Os brasileiros de classe média estão saturados do “bom-mocismo” hipócrita da esquerda, da retórica bonitinha de socialistas que quase destruíram nossa democracia, afundaram nossa economia e vêm espalhando imoralidade por todo canto; estão indignados com os corruptos que riem e sambam impunes da nossa cara de otários; estão revoltados com o massacre de mais de 60 mil homicídios por ano, enquanto os “progressistas” tratam os marginais como “vítimas da sociedade”; estão de saco cheio do duplo padrão da mídia, que sempre detona a direita e protege a esquerda, que chama criminosos socialistas de “manifestantes” e ridiculariza todo conservador como alguém reacionário e obscurantista; estão esgotados da campanha depravada dos movimentos que defendem “ideologia de gênero” e outras bizarrices, usando nossos filhos como cobaias em seus experimentos perversos; estão no limite com a turma “simpática” que, no fundo, defende a agenda comunista.

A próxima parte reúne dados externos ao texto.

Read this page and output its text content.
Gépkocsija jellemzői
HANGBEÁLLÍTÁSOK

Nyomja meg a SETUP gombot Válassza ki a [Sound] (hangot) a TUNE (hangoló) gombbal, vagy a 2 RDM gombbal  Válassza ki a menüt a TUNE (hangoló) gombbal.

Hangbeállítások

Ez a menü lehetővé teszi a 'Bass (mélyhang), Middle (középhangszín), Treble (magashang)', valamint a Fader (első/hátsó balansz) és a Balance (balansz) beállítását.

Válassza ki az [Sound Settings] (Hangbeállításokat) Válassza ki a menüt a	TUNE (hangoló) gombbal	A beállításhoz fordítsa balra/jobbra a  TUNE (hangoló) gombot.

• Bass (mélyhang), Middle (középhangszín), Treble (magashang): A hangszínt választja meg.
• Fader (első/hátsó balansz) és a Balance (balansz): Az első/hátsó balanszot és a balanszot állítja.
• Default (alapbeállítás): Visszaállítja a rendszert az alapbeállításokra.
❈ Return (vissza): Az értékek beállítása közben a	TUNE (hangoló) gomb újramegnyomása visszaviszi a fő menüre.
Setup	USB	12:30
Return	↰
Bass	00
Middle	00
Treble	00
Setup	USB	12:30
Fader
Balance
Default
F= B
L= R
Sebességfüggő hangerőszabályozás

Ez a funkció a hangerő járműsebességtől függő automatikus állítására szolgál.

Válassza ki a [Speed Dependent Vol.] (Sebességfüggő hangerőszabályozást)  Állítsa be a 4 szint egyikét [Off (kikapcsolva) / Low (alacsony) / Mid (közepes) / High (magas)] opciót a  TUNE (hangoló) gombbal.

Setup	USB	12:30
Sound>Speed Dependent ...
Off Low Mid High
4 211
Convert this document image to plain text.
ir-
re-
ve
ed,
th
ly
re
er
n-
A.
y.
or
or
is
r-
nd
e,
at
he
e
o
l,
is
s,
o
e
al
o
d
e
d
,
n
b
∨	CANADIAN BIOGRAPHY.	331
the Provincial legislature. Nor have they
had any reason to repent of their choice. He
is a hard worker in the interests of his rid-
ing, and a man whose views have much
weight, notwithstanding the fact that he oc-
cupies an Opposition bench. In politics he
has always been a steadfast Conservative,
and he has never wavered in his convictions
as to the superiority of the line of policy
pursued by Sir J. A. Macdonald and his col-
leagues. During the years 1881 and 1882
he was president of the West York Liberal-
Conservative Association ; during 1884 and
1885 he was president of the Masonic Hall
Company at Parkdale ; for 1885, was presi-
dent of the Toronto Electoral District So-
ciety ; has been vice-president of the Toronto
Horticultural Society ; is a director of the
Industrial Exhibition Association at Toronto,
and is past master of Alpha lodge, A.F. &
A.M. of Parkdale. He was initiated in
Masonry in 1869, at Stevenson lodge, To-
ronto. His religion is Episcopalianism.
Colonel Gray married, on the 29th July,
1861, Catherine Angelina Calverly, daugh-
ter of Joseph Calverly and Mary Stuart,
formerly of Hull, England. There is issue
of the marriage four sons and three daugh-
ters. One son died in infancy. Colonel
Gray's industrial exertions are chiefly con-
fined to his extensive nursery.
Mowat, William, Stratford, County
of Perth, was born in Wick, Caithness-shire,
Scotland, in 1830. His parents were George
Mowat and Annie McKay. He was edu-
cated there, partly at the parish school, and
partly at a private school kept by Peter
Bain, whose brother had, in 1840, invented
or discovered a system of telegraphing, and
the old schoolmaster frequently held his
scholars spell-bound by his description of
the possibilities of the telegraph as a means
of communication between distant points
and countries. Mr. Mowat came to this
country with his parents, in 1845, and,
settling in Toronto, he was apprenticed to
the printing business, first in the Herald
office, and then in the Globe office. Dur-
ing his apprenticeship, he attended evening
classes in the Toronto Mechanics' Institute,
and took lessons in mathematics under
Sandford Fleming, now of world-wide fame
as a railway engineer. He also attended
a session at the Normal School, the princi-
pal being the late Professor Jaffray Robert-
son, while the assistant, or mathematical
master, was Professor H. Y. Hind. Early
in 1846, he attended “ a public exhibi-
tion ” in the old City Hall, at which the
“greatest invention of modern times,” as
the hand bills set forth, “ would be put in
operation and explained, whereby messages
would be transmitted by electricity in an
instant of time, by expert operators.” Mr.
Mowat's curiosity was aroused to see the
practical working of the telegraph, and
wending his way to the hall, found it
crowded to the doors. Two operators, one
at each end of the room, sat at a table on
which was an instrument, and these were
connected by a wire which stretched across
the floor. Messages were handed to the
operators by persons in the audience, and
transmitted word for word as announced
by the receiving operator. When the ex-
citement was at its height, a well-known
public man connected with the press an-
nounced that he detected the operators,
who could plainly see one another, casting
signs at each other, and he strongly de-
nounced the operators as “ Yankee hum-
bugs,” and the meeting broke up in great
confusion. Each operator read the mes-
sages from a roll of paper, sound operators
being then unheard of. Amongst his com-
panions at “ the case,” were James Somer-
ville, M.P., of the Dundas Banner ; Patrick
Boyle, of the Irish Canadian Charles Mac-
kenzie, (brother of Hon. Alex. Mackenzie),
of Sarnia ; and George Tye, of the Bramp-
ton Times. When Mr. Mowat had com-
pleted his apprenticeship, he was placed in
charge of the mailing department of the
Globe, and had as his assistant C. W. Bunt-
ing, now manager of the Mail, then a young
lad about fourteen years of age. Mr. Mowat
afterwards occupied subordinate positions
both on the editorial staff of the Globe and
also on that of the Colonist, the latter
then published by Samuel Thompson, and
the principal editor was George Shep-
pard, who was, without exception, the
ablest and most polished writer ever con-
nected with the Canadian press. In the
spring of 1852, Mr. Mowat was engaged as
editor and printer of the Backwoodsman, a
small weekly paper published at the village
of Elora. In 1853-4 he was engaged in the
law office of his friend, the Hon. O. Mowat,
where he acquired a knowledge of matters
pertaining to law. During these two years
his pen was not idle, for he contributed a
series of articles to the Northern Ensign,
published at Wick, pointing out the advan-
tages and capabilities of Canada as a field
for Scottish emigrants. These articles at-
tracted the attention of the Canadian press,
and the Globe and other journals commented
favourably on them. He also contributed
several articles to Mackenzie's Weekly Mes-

É nesse clima de guerra que as boas maneiras parecem perder relevância, a ponto de tanta gente ou ignorar ou até mesmo vibrar com a ofensa de Bolsonaro. Afinal, podemos pensar se a educação e o cavalheirismo de um soldado seriam os itens mais destacados numa batalha de vida ou morte contra nazistas ou comunistas. E, para muitos brasileiros, chegamos nesse estágio já, e eles parecem dispostos a jogar para escanteio as preocupações “afetadas” com as boas maneiras.
Espero, sinceramente, que o pêndulo não extrapole para um nível de descontrole. Pois seria uma pena derrotar a esquerda radical que, muitas vezes, finge-se de moderada na forma, mas levar junto a própria civilização que pretendemos salvar dessa gente. Seria como jogar fora o bebê junto com a água suja do banho.